Pas arrêtable, c'est vrai. Ce qui ne veut pas dire qu'Ève Salvail n'a pas encaissé quelques coups durs. Dans l'un de ses dessins, on la voit couchée dans un cercueil de verre qui menace d'être percé par une seringue. L'image respire la maladie et la mort. Salvail le confirme.

«Ça, dit-elle, c'était en 2002, quand j'ai failli mourir de la tuberculose. Je pensais que cette maladie n'existait plus, mais j'habitais près des tours effondrées dans un environnement plein de poussière d'amiante qui m'a rendue malade. Je suis restée sur le carreau pendant trois mois.» La maladie ne l'a pas empêchée de renaître ni de continuer à mener sa vie à un train d'enfer, surtout à titre de DJ, un métier qu'elle a beaucoup aimé et pratiqué, mais dont elle a envie de prendre ses distances, un peu parce que faire danser les bougalous de 20 ans et des poussières jusqu'à 8h du matin finit par être épuisant.
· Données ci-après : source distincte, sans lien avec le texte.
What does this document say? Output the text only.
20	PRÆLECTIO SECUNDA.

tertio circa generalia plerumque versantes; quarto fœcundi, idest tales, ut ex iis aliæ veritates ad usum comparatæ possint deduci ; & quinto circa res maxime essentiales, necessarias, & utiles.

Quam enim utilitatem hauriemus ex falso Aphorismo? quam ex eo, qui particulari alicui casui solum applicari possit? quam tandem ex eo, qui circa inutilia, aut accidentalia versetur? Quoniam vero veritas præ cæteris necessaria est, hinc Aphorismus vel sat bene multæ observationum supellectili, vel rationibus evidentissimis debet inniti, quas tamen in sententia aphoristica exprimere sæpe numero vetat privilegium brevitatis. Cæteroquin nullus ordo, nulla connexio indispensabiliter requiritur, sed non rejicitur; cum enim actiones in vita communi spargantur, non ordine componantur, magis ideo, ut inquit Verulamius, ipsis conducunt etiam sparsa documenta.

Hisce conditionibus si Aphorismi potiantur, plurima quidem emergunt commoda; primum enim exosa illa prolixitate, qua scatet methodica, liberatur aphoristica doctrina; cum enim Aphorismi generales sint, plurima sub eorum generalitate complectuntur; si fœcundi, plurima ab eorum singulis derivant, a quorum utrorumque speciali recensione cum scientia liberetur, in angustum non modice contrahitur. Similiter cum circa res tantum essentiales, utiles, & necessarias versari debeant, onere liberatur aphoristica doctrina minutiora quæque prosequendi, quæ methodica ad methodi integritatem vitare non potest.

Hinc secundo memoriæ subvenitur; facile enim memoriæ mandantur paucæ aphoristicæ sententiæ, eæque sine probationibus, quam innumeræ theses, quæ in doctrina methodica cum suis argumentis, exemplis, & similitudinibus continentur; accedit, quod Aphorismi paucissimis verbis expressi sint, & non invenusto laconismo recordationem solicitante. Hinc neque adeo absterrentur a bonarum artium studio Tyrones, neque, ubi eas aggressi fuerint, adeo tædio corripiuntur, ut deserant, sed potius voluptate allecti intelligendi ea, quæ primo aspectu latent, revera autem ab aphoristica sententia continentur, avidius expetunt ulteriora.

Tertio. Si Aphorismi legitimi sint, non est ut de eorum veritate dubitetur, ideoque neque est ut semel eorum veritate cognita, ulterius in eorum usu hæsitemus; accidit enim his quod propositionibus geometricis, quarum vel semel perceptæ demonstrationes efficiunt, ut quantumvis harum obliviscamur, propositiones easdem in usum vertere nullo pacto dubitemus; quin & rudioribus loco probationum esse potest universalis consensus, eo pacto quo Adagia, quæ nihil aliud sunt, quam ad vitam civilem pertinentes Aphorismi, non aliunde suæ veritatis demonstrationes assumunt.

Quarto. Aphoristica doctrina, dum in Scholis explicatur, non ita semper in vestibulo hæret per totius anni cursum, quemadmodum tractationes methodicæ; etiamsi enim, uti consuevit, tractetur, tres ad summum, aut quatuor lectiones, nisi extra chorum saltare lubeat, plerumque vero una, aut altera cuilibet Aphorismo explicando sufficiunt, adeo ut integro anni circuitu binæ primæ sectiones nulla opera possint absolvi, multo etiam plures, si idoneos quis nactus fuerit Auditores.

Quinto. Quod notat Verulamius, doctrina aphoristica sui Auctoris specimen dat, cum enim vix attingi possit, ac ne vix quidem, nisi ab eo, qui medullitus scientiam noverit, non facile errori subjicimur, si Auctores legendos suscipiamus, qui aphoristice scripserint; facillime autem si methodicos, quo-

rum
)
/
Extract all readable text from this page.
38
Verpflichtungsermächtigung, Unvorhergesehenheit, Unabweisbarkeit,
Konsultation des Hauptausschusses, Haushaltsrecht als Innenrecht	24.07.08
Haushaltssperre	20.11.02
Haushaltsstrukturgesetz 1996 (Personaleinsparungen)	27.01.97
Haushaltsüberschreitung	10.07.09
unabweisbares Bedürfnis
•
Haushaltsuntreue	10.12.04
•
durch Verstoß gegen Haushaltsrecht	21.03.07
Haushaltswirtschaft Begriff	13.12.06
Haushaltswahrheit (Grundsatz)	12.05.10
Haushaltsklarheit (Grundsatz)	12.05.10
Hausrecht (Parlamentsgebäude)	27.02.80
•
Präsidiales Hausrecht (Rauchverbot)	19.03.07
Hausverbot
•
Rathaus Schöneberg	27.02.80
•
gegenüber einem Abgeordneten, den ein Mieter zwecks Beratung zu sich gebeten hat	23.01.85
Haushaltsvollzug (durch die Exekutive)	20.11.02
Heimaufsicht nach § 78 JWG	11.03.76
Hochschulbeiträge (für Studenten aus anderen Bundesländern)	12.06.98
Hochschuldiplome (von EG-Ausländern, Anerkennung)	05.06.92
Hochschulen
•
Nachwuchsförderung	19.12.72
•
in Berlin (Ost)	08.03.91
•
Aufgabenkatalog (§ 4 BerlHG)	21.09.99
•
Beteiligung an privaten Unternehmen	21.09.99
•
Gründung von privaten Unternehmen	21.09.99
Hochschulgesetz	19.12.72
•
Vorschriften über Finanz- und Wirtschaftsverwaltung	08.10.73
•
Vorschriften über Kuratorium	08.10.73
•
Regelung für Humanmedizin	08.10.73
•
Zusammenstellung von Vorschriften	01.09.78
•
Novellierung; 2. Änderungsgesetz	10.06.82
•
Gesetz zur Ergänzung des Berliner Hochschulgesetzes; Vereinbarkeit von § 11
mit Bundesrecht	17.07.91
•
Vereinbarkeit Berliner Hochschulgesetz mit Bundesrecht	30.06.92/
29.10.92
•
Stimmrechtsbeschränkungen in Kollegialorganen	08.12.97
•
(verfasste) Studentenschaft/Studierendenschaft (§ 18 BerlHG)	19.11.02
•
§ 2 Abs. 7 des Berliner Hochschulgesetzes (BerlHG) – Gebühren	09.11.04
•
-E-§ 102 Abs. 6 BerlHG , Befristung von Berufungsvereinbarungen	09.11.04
Ces jours-ci, ce qui occupe les pensées de DJ Evalicious, c'est moins la musique qu'une poignée de projets télé qu'elle développe avec des producteurs d'ici et d'ailleurs. Mais ce qui la préoccupe par-dessus tout, c'est cette première expo très autobiographique qu'elle présente à la demande du photographe Pierre Choinière, qui est aussi copropriétaire de la galerie.

«Ça fait deux jours que je ne dors pas et deux mois que je suis énervée au max. Je ne me suis jamais sentie aussi exposée qu'avec ces dessins. D'habitude, je me fous de ce que les autres pensent de moi, mais cette fois-ci, je ne m'en fous vraiment pas. C'est très bizarre comme sensation.»

Retour au Québec

Ève Salvail prévoit revenir pour de bon au Québec ce printemps. Elle y possède déjà, dans les Laurentides, un petit domaine qui a appartenu autrefois à une congrégation religieuse. Mais c'est à Montréal qu'elle s'établira avec celle qu'elle a épousée en août 2013 et avec qui elle entend avoir bientôt un enfant.

«Pour une fille comme moi, qui a grandi dans un petit village comme Matane, il était hors de question d'élever un enfant à Manhattan. Et comme les enfants, ça m'intéresse...»

On imagine déjà la photo. Celle d'une Ève Salvail souriante et toujours aussi photogénique, tenant un bébé dans ses bras, tandis que le joli dragon sur son crâne soupire d'aise.